Ou alors je ne sais pas... Cela fait longtemps que je n'ai pas vu de film de barbares mais... Merde ! Enfin, je veux dire, quand Arnold Schwarzenegger incarne Conan, il le joue violent, dur, taciturne... mais on sent que l'on est face à une figure imposante ! Les barbares, dans l'imagerie collective, sont des guerriers nés pour le combat, pour le sang ! Ils vivent pour ça ! Je ne sais pas... Dans ce jeu, notamment dans la partie dédiée aux jeux d'arène, on nous propose, certes des combattants, mais des combattants lambda, au mieux une sorte de gladiateurs, payés pour divertir le peuple... Où est la rage ? Où sont les rébellions ? Où est passé la violence des combats ? Certes, nous sommes une (peut-être deux) séquences qui illustrent à peu près bien cela, mais c'est tout ! Et c'est pareil dans tout le film !

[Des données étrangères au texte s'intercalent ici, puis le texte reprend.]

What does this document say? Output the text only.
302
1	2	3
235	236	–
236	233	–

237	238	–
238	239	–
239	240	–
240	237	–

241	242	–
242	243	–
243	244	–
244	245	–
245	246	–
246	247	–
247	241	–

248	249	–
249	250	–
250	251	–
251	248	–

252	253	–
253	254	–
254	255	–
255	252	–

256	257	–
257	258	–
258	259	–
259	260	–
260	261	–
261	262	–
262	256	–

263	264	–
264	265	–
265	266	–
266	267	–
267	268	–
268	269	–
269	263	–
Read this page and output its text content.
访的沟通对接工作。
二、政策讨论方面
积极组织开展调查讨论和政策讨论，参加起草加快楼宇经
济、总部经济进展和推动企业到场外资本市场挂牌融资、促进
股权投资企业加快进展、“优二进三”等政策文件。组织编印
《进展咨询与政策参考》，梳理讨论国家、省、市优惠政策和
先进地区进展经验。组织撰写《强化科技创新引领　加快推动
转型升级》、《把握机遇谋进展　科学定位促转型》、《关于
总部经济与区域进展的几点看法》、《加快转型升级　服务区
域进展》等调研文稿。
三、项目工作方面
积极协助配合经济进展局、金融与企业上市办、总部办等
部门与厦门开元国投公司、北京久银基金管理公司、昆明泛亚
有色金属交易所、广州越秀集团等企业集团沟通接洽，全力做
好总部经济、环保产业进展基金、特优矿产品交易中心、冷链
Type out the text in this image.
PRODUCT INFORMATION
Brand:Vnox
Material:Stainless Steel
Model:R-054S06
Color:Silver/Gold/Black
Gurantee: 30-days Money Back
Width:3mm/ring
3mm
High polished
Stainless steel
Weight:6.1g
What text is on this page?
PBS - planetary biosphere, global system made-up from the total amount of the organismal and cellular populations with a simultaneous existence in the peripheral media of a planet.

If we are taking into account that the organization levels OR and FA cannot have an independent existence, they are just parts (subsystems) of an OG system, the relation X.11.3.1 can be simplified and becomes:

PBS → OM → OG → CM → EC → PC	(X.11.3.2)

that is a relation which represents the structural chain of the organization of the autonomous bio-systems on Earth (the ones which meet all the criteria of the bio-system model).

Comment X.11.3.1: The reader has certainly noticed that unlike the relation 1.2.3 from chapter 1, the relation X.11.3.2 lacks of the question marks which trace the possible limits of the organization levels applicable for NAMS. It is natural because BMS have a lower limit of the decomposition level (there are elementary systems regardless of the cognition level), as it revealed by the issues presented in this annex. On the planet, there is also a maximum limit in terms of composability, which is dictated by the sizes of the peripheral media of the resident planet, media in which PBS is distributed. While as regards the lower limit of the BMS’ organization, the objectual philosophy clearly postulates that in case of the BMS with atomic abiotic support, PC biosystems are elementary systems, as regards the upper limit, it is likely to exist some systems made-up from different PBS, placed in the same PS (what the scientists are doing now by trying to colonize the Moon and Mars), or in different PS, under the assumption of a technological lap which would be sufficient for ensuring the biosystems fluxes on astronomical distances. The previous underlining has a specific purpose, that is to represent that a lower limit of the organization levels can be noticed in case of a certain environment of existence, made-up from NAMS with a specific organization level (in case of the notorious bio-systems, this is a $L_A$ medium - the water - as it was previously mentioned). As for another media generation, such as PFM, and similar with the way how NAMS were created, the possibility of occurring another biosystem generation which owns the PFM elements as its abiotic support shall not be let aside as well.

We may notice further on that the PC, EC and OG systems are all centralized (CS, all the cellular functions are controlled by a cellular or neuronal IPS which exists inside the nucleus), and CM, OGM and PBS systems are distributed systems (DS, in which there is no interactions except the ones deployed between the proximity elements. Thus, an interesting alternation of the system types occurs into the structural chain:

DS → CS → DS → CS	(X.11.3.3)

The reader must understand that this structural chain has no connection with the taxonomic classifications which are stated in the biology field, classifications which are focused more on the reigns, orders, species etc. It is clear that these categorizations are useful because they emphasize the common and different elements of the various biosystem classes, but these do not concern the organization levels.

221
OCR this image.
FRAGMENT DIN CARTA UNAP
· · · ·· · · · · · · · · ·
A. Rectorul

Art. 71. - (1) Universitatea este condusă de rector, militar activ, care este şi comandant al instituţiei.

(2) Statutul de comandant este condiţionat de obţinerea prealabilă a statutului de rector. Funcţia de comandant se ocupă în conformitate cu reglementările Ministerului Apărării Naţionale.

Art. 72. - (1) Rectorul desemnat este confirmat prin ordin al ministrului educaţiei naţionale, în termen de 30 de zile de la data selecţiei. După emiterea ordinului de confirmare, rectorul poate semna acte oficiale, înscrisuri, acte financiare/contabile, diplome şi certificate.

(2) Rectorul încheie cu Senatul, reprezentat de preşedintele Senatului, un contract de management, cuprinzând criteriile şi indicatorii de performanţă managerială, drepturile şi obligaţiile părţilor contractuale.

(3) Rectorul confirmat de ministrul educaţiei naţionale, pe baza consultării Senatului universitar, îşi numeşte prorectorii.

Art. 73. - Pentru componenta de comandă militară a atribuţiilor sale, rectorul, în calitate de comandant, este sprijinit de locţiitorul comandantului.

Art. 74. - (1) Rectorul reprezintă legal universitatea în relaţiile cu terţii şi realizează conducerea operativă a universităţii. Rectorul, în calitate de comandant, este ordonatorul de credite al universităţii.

Allez, on commence par le personnage principal : Sonja la Rousse, beaucoup trop édulcorée... Oui, elle protège la faune et la flore. Oui, elle chasse les méchants chasseurs. Oui, elle est contre l'injustice... Mais bon dieu, tu es surtout Red Sonja ! Une guerrière farouche et une femme qui ne se laisse pas marcher dessus... Ou alors c'est moi qui me trompe et a une lecture biaisée du personnage ? Possible... Mais concrètement, les déclarations faites pour le scénario fonctionnement presque tous ici : on a apporté de nouvelles choses notamment une spiritualité intéressante - Sonja est très liée à sa déesse, ce qui offre quelques séquences plaisantes, mais où est passé les codes, voire même les clichés, liés aux barbares ? Alors, je suis mauvaise langue, on les a, mais édulcoré à l'extrême comme cité précédemment. Ce qui nous donne une Sonja "guerrière" banale qui se rapproche plus de son schéma en fin de film (et quand je dis fin de film, c'est quasiment en post-crédit). Pour les adjuvants, nous avons son cheval et les autres. Et mine de rien, j'ai eu l'impression que Sonja avait plus de crainte pour son cheval que pour ses compagnons, c'est dire à quel point les nouveaux éléments ont noyé ceux qui devaient être attendus ! Et outre son cheval, elle rencontre de nombreux autres guerriers qui font de la figuration, qui n'apportent pas grand chose sinon un espoir par-ci, un retournement de bataille par-là... Et c'est vraiment dommage de ne pas avoir joué plus que ça avec la personnalité de certains d'entre eux car il y aurait eu des choses à dire.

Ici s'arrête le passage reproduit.